4. Disaster recovery plans
Even the most competent vendors are not immune from the occasional calamity: server meltdowns, bankruptcy, labor strife, power outages, earthquakes, and so on. Their anticipated responses to a catastrophe is what should concern you. Third-party risk assessments must include questions about disaster recovery plans, because you don’t want to be left scrambling when a key supplier can’t fulfill delivery because of a cyclone.
Your company likely has policies regarding the governance and security of data and IT. You shouldn’t settle for less from your vendors, either. A third-party risk assessment should reveal not only how strong a vendor’s governance policies are with its own data, but also how strong they will be with yours.
6. Outsourced IT
If you are reading this post, you likely take vendor risk management seriously. Third-party risk assessments can discover if your vendors are taking risk management with their own third parties as seriously.
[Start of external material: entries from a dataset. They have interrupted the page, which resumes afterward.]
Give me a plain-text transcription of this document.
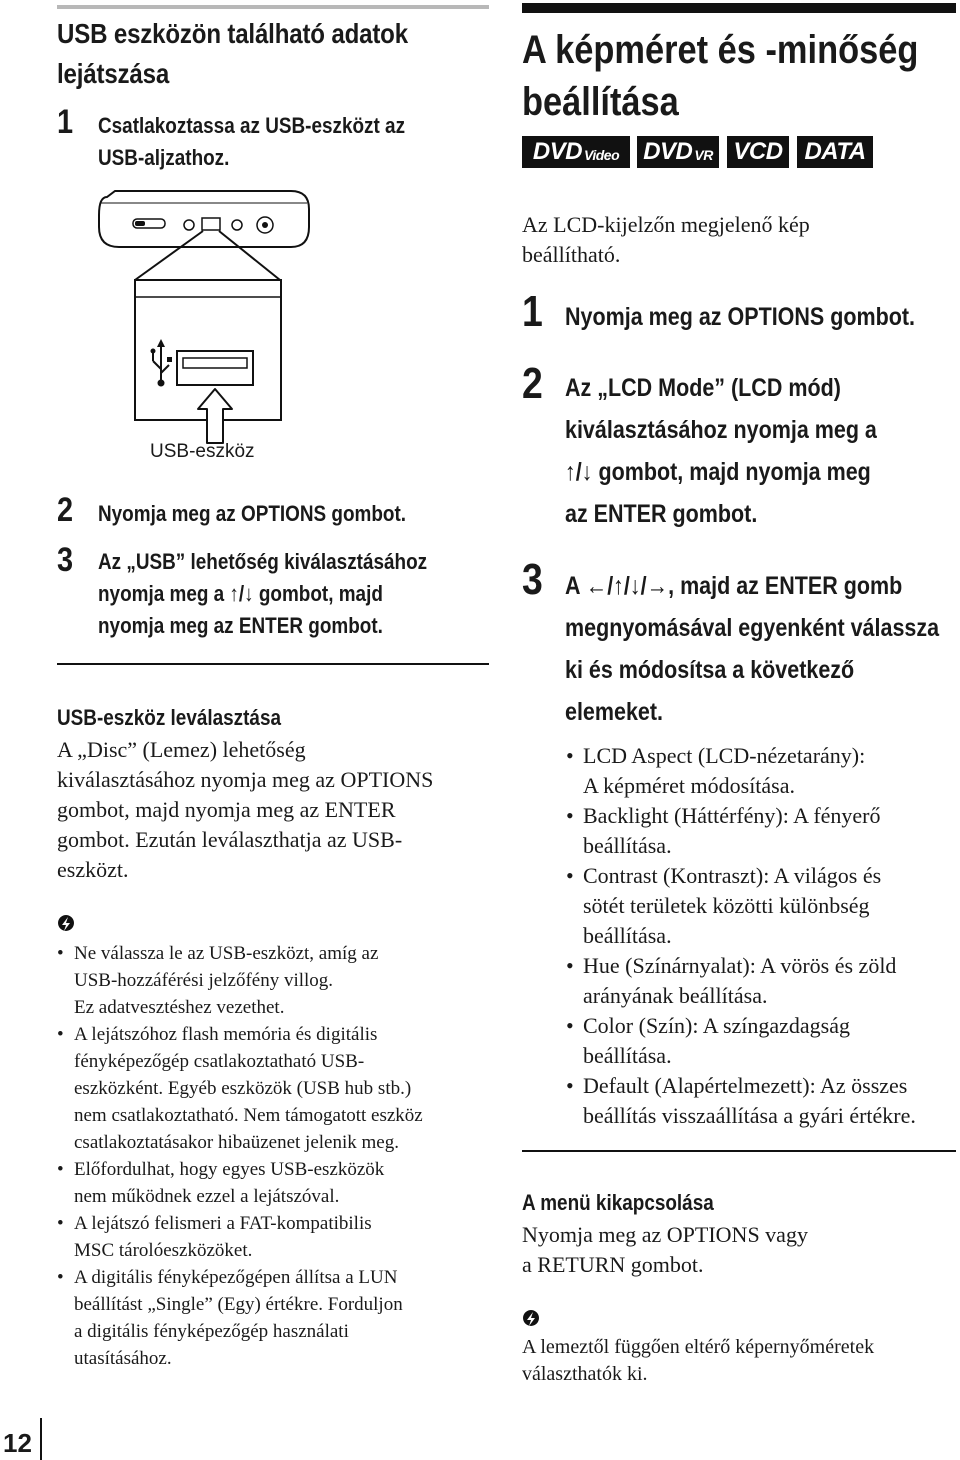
USB eszközön található adatok
lejátszása
1 Csatlakoztassa az USB-eszközt az
USB-aljzathoz.
USB-eszköz
2 Nyomja meg az OPTIONS gombot.
3 Az „USB” lehetőség kiválasztásához
nyomja meg a ↑/↓ gombot, majd
nyomja meg az ENTER gombot.
USB-eszköz leválasztása
A „Disc” (Lemez) lehetőség
kiválasztásához nyomja meg az OPTIONS
gombot, majd nyomja meg az ENTER
gombot. Ezután leválaszthatja az USB-
eszközt.
• Ne válassza le az USB-eszközt, amíg az
USB-hozzáférési jelzőfény villog.
Ez adatvesztéshez vezethet.
• A lejátszóhoz flash memória és digitális
fényképezőgép csatlakoztatható USB-
eszközként. Egyéb eszközök (USB hub stb.)
nem csatlakoztatható. Nem támogatott eszköz
csatlakoztatásakor hibaüzenet jelenik meg.
• Előfordulhat, hogy egyes USB-eszközök
nem működnek ezzel a lejátszóval.
• A lejátszó felismeri a FAT-kompatibilis
MSC tárolóeszközöket.
• A digitális fényképezőgépen állítsa a LUN
beállítást „Single” (Egy) értékre. Forduljon
a digitális fényképezőgép használati
utasításához.
A képméret és -minőség
beállítása
DVD Video DVD VR VCD DATA
Az LCD-kijelzőn megjelenő kép
beállítható.
1 Nyomja meg az OPTIONS gombot.
2 Az „LCD Mode” (LCD mód)
kiválasztásához nyomja meg a
↑/↓ gombot, majd nyomja meg
az ENTER gombot.
3 A ←/↑/↓/→, majd az ENTER gomb
megnyomásával egyenként válassza
ki és módosítsa a következő
elemeket.
• LCD Aspect (LCD-nézetarány):
A képméret módosítása.
• Backlight (Háttérfény): A fényerő
beállítása.
• Contrast (Kontraszt): A világos és
sötét területek közötti különbség
beállítása.
• Hue (Színárnyalat): A vörös és zöld
arányának beállítása.
• Color (Szín): A színgazdagság
beállítása.
• Default (Alapértelmezett): Az összes
beállítás visszaállítása a gyári értékre.
A menü kikapcsolása
Nyomja meg az OPTIONS vagy
a RETURN gombot.
A lemeztől függően eltérő képernyőméretek
választhatók ki.
12
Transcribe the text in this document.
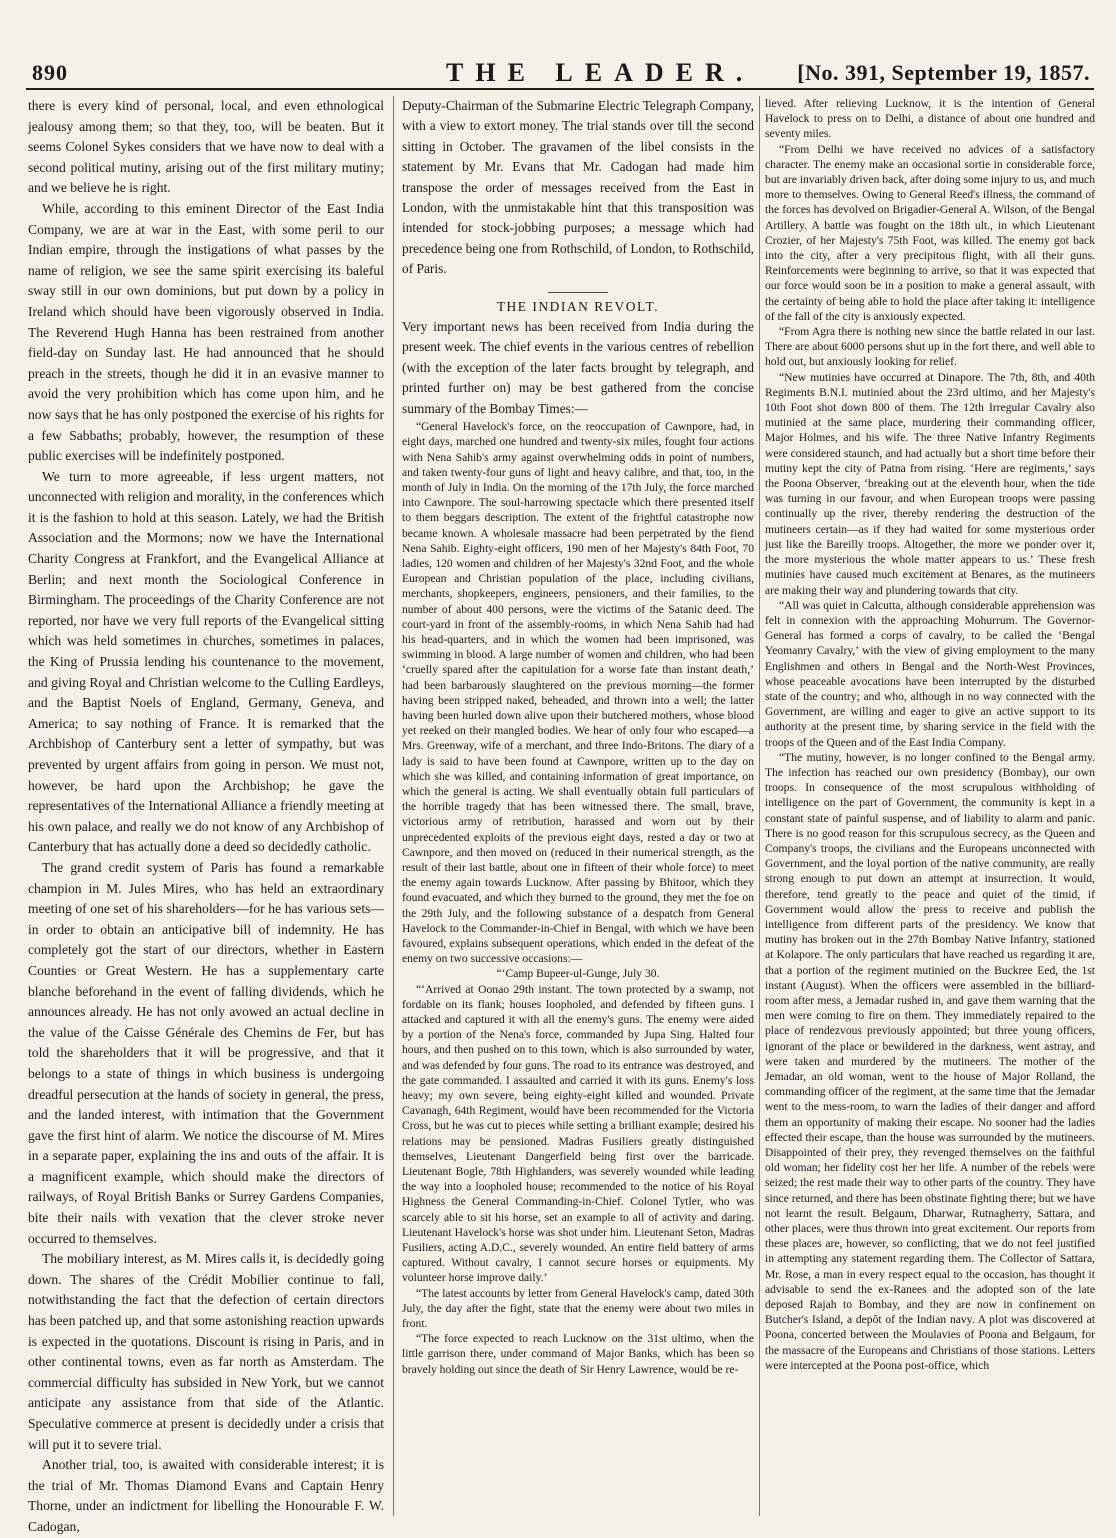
890	THE LEADER. [No. 391, September 19, 1857.

there is every kind of personal, local, and even ethnological jealousy among them; so that they, too, will be beaten. But it seems Colonel Sykes considers that we have now to deal with a second political mutiny, arising out of the first military mutiny; and we believe he is right.

While, according to this eminent Director of the East India Company, we are at war in the East, with some peril to our Indian empire, through the instigations of what passes by the name of religion, we see the same spirit exercising its baleful sway still in our own dominions, but put down by a policy in Ireland which should have been vigorously observed in India. The Reverend Hugh Hanna has been restrained from another field-day on Sunday last. He had announced that he should preach in the streets, though he did it in an evasive manner to avoid the very prohibition which has come upon him, and he now says that he has only postponed the exercise of his rights for a few Sabbaths; probably, however, the resumption of these public exercises will be indefinitely postponed.

We turn to more agreeable, if less urgent matters, not unconnected with religion and morality, in the conferences which it is the fashion to hold at this season. Lately, we had the British Association and the Mormons; now we have the International Charity Congress at Frankfort, and the Evangelical Alliance at Berlin; and next month the Sociological Conference in Birmingham. The proceedings of the Charity Conference are not reported, nor have we very full reports of the Evangelical sitting which was held sometimes in churches, sometimes in palaces, the King of Prussia lending his countenance to the movement, and giving Royal and Christian welcome to the Culling Eardleys, and the Baptist Noels of England, Germany, Geneva, and America; to say nothing of France. It is remarked that the Archbishop of Canterbury sent a letter of sympathy, but was prevented by urgent affairs from going in person. We must not, however, be hard upon the Archbishop; he gave the representatives of the International Alliance a friendly meeting at his own palace, and really we do not know of any Archbishop of Canterbury that has actually done a deed so decidedly catholic.

The grand credit system of Paris has found a remarkable champion in M. Jules Mires, who has held an extraordinary meeting of one set of his shareholders—for he has various sets—in order to obtain an anticipative bill of indemnity. He has completely got the start of our directors, whether in Eastern Counties or Great Western. He has a supplementary carte blanche beforehand in the event of falling dividends, which he announces already. He has not only avowed an actual decline in the value of the Caisse Générale des Chemins de Fer, but has told the shareholders that it will be progressive, and that it belongs to a state of things in which business is undergoing dreadful persecution at the hands of society in general, the press, and the landed interest, with intimation that the Government gave the first hint of alarm. We notice the discourse of M. Mires in a separate paper, explaining the ins and outs of the affair. It is a magnificent example, which should make the directors of railways, of Royal British Banks or Surrey Gardens Companies, bite their nails with vexation that the clever stroke never occurred to themselves.

The mobiliary interest, as M. Mires calls it, is decidedly going down. The shares of the Crédit Mobilier continue to fall, notwithstanding the fact that the defection of certain directors has been patched up, and that some astonishing reaction upwards is expected in the quotations. Discount is rising in Paris, and in other continental towns, even as far north as Amsterdam. The commercial difficulty has subsided in New York, but we cannot anticipate any assistance from that side of the Atlantic. Speculative commerce at present is decidedly under a crisis that will put it to severe trial.

Another trial, too, is awaited with considerable interest; it is the trial of Mr. Thomas Diamond Evans and Captain Henry Thorne, under an indictment for libelling the Honourable F. W. Cadogan,

Deputy-Chairman of the Submarine Electric Telegraph Company, with a view to extort money. The trial stands over till the second sitting in October. The gravamen of the libel consists in the statement by Mr. Evans that Mr. Cadogan had made him transpose the order of messages received from the East in London, with the unmistakable hint that this transposition was intended for stock-jobbing purposes; a message which had precedence being one from Rothschild, of London, to Rothschild, of Paris.

THE INDIAN REVOLT.

Very important news has been received from India during the present week. The chief events in the various centres of rebellion (with the exception of the later facts brought by telegraph, and printed further on) may be best gathered from the concise summary of the Bombay Times:—

“General Havelock's force, on the reoccupation of Cawnpore, had, in eight days, marched one hundred and twenty-six miles, fought four actions with Nena Sahib's army against overwhelming odds in point of numbers, and taken twenty-four guns of light and heavy calibre, and that, too, in the month of July in India. On the morning of the 17th July, the force marched into Cawnpore. The soul-harrowing spectacle which there presented itself to them beggars description. The extent of the frightful catastrophe now became known. A wholesale massacre had been perpetrated by the fiend Nena Sahib. Eighty-eight officers, 190 men of her Majesty's 84th Foot, 70 ladies, 120 women and children of her Majesty's 32nd Foot, and the whole European and Christian population of the place, including civilians, merchants, shopkeepers, engineers, pensioners, and their families, to the number of about 400 persons, were the victims of the Satanic deed. The court-yard in front of the assembly-rooms, in which Nena Sahib had had his head-quarters, and in which the women had been imprisoned, was swimming in blood. A large number of women and children, who had been ‘cruelly spared after the capitulation for a worse fate than instant death,’ had been barbarously slaughtered on the previous morning—the former having been stripped naked, beheaded, and thrown into a well; the latter having been hurled down alive upon their butchered mothers, whose blood yet reeked on their mangled bodies. We hear of only four who escaped—a Mrs. Greenway, wife of a merchant, and three Indo-Britons. The diary of a lady is said to have been found at Cawnpore, written up to the day on which she was killed, and containing information of great importance, on which the general is acting. We shall eventually obtain full particulars of the horrible tragedy that has been witnessed there. The small, brave, victorious army of retribution, harassed and worn out by their unprecedented exploits of the previous eight days, rested a day or two at Cawnpore, and then moved on (reduced in their numerical strength, as the result of their last battle, about one in fifteen of their whole force) to meet the enemy again towards Lucknow. After passing by Bhitoor, which they found evacuated, and which they burned to the ground, they met the foe on the 29th July, and the following substance of a despatch from General Havelock to the Commander-in-Chief in Bengal, with which we have been favoured, explains subsequent operations, which ended in the defeat of the enemy on two successive occasions:—

“‘Camp Bupeer-ul-Gunge, July 30.

“‘Arrived at Oonao 29th instant. The town protected by a swamp, not fordable on its flank; houses loopholed, and defended by fifteen guns. I attacked and captured it with all the enemy's guns. The enemy were aided by a portion of the Nena's force, commanded by Jupa Sing. Halted four hours, and then pushed on to this town, which is also surrounded by water, and was defended by four guns. The road to its entrance was destroyed, and the gate commanded. I assaulted and carried it with its guns. Enemy's loss heavy; my own severe, being eighty-eight killed and wounded. Private Cavanagh, 64th Regiment, would have been recommended for the Victoria Cross, but he was cut to pieces while setting a brilliant example; desired his relations may be pensioned. Madras Fusiliers greatly distinguished themselves, Lieutenant Dangerfield being first over the barricade. Lieutenant Bogle, 78th Highlanders, was severely wounded while leading the way into a loopholed house; recommended to the notice of his Royal Highness the General Commanding-in-Chief. Colonel Tytler, who was scarcely able to sit his horse, set an example to all of activity and daring. Lieutenant Havelock's horse was shot under him. Lieutenant Seton, Madras Fusiliers, acting A.D.C., severely wounded. An entire field battery of arms captured. Without cavalry, I cannot secure horses or equipments. My volunteer horse improve daily.’

“The latest accounts by letter from General Havelock's camp, dated 30th July, the day after the fight, state that the enemy were about two miles in front.

“The force expected to reach Lucknow on the 31st ultimo, when the little garrison there, under command of Major Banks, which has been so bravely holding out since the death of Sir Henry Lawrence, would be re-

lieved. After relieving Lucknow, it is the intention of General Havelock to press on to Delhi, a distance of about one hundred and seventy miles.

“From Delhi we have received no advices of a satisfactory character. The enemy make an occasional sortie in considerable force, but are invariably driven back, after doing some injury to us, and much more to themselves. Owing to General Reed's illness, the command of the forces has devolved on Brigadier-General A. Wilson, of the Bengal Artillery. A battle was fought on the 18th ult., in which Lieutenant Crozier, of her Majesty's 75th Foot, was killed. The enemy got back into the city, after a very precipitous flight, with all their guns. Reinforcements were beginning to arrive, so that it was expected that our force would soon be in a position to make a general assault, with the certainty of being able to hold the place after taking it: intelligence of the fall of the city is anxiously expected.

“From Agra there is nothing new since the battle related in our last. There are about 6000 persons shut up in the fort there, and well able to hold out, but anxiously looking for relief.

“New mutinies have occurred at Dinapore. The 7th, 8th, and 40th Regiments B.N.I. mutinied about the 23rd ultimo, and her Majesty's 10th Foot shot down 800 of them. The 12th Irregular Cavalry also mutinied at the same place, murdering their commanding officer, Major Holmes, and his wife. The three Native Infantry Regiments were considered staunch, and had actually but a short time before their mutiny kept the city of Patna from rising. ‘Here are regiments,’ says the Poona Observer, ‘breaking out at the eleventh hour, when the tide was turning in our favour, and when European troops were passing continually up the river, thereby rendering the destruction of the mutineers certain—as if they had waited for some mysterious order just like the Bareilly troops. Altogether, the more we ponder over it, the more mysterious the whole matter appears to us.’ These fresh mutinies have caused much excitement at Benares, as the mutineers are making their way and plundering towards that city.

“All was quiet in Calcutta, although considerable apprehension was felt in connexion with the approaching Mohurrum. The Governor-General has formed a corps of cavalry, to be called the ‘Bengal Yeomanry Cavalry,’ with the view of giving employment to the many Englishmen and others in Bengal and the North-West Provinces, whose peaceable avocations have been interrupted by the disturbed state of the country; and who, although in no way connected with the Government, are willing and eager to give an active support to its authority at the present time, by sharing service in the field with the troops of the Queen and of the East India Company.

“The mutiny, however, is no longer confined to the Bengal army. The infection has reached our own presidency (Bombay), our own troops. In consequence of the most scrupulous withholding of intelligence on the part of Government, the community is kept in a constant state of painful suspense, and of liability to alarm and panic. There is no good reason for this scrupulous secrecy, as the Queen and Company's troops, the civilians and the Europeans unconnected with Government, and the loyal portion of the native community, are really strong enough to put down an attempt at insurrection. It would, therefore, tend greatly to the peace and quiet of the timid, if Government would allow the press to receive and publish the intelligence from different parts of the presidency. We know that mutiny has broken out in the 27th Bombay Native Infantry, stationed at Kolapore. The only particulars that have reached us regarding it are, that a portion of the regiment mutinied on the Buckree Eed, the 1st instant (August). When the officers were assembled in the billiard-room after mess, a Jemadar rushed in, and gave them warning that the men were coming to fire on them. They immediately repaired to the place of rendezvous previously appointed; but three young officers, ignorant of the place or bewildered in the darkness, went astray, and were taken and murdered by the mutineers. The mother of the Jemadar, an old woman, went to the house of Major Rolland, the commanding officer of the regiment, at the same time that the Jemadar went to the mess-room, to warn the ladies of their danger and afford them an opportunity of making their escape. No sooner had the ladies effected their escape, than the house was surrounded by the mutineers. Disappointed of their prey, they revenged themselves on the faithful old woman; her fidelity cost her her life. A number of the rebels were seized; the rest made their way to other parts of the country. They have since returned, and there has been obstinate fighting there; but we have not learnt the result. Belgaum, Dharwar, Rutnagherry, Sattara, and other places, were thus thrown into great excitement. Our reports from these places are, however, so conflicting, that we do not feel justified in attempting any statement regarding them. The Collector of Sattara, Mr. Rose, a man in every respect equal to the occasion, has thought it advisable to send the ex-Ranees and the adopted son of the late deposed Rajah to Bombay, and they are now in confinement on Butcher's Island, a depôt of the Indian navy. A plot was discovered at Poona, concerted between the Moulavies of Poona and Belgaum, for the massacre of the Europeans and Christians of those stations. Letters were intercepted at the Poona post-office, which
Furthermore, you may not want your data outsourced twice or overseas, so an assessment will keep you informed what happens to your IT after it’s entrusted with a vendor.
7. Obsolescence and updates
Are your vendors’ systems keeping up with the times? A third party might do a great job with your data in their care, but that might be moot if the software used is already several years old. Furthermore, upgrades take time and increase the risk of data breach or loss during the changeover. Risk assessments can tell you how obsolete or up-to-date a third party’s IT is.
What area of IT concerns you most when dealing with a third party?